Free energy and segregation dynamics of two channel-confined polymers of different length

TL;DR

This study uses Monte Carlo simulations to analyze how two polymers of different lengths segregate within a confined channel, revealing distinct regimes and scaling behaviors of free energy and dynamics.

Contribution

It introduces a regime map based on polymer length ratios and separation, and compares simulation results with theoretical predictions for confined polymer segregation.

Findings

Four separation regimes with distinct free energy scaling behaviors.

A regime map using length ratio and scaled separation to predict system state.

Segregation dynamics vary from diffusion-like to rapid out-of-equilibrium processes.

Abstract

Polymers confined to a narrow channel are subject to strong entropic forces that tend to drive the molecules apart.

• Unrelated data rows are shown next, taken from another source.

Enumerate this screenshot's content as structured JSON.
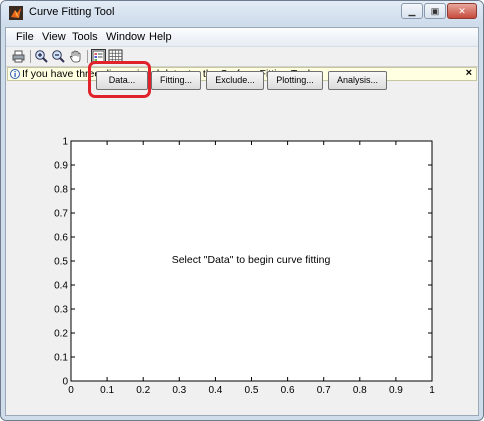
{
  "window": {
    "title": "Curve Fitting Tool",
    "controls": [
      "minimize",
      "maximize",
      "close"
    ]
  },
  "menu": [
    "File",
    "View",
    "Tools",
    "Window",
    "Help"
  ],
  "toolbar": {
    "icons": [
      "print-icon",
      "zoom-in-icon",
      "zoom-out-icon",
      "pan-hand-icon",
      "legend-toggle-icon",
      "grid-toggle-icon"
    ]
  },
  "infobar": {
    "message": "If you have three dimensional data, try the Surface Fitting Tool",
    "close": "×"
  },
  "buttons": {
    "data": "Data...",
    "fitting": "Fitting...",
    "exclude": "Exclude...",
    "plotting": "Plotting...",
    "analysis": "Analysis..."
  },
  "plot": {
    "message": "Select \"Data\" to begin curve fitting",
    "x_ticks": [
      "0",
      "0.1",
      "0.2",
      "0.3",
      "0.4",
      "0.5",
      "0.6",
      "0.7",
      "0.8",
      "0.9",
      "1"
    ],
    "y_ticks": [
      "0",
      "0.1",
      "0.2",
      "0.3",
      "0.4",
      "0.5",
      "0.6",
      "0.7",
      "0.8",
      "0.9",
      "1"
    ],
    "xlim": [
      0,
      1
    ],
    "ylim": [
      0,
      1
    ]
  },
  "colors": {
    "highlight": "#e0232a",
    "infobar_bg": "#ffffe1"
  }
}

In this study, we use Monte Carlo computer simulations to study the segregation behavior of two flexible hard-sphere polymers under confinement in a cylindrical channel. We focus on the effects of using polymers of different lengths. We measure the variation of the conformational free energy, $F$, with the center-of-mass separation distance, $\lambda$. The simulations reveal four different separation regimes, characterized by different scaling properties of the free energy with respect to the polymer lengths and the channel diameter, $D$. We propose a regime map in which the state of the system is determined by the values of the quantities $N_2/N_1$ and $\lambda/(N_1+N_2)D^{-\beta}$, where $N_1$ and $N_2$ are the polymer lengths, and where $\beta\approx 0.64$. The observed scaling behavior of $F(\lambda)$ in each regime is in reasonable agreement with predictions using a simple theoretical model. In addition, we use MC dynamics simulations to study the segregation dynamics of initially overlapping polymers by measurement of the incremental mean first-passage time with respect to $\lambda$. For systems characterized by a wide range of $\lambda$ in which a short polymer is nested within a longer one, the segregation dynamics are close to that expected for two noninteracting 1D random walkers undergoing unbiased diffusion. When the free energy gradient is large segregation is rapid and characterized by out-of-equilibrium effects.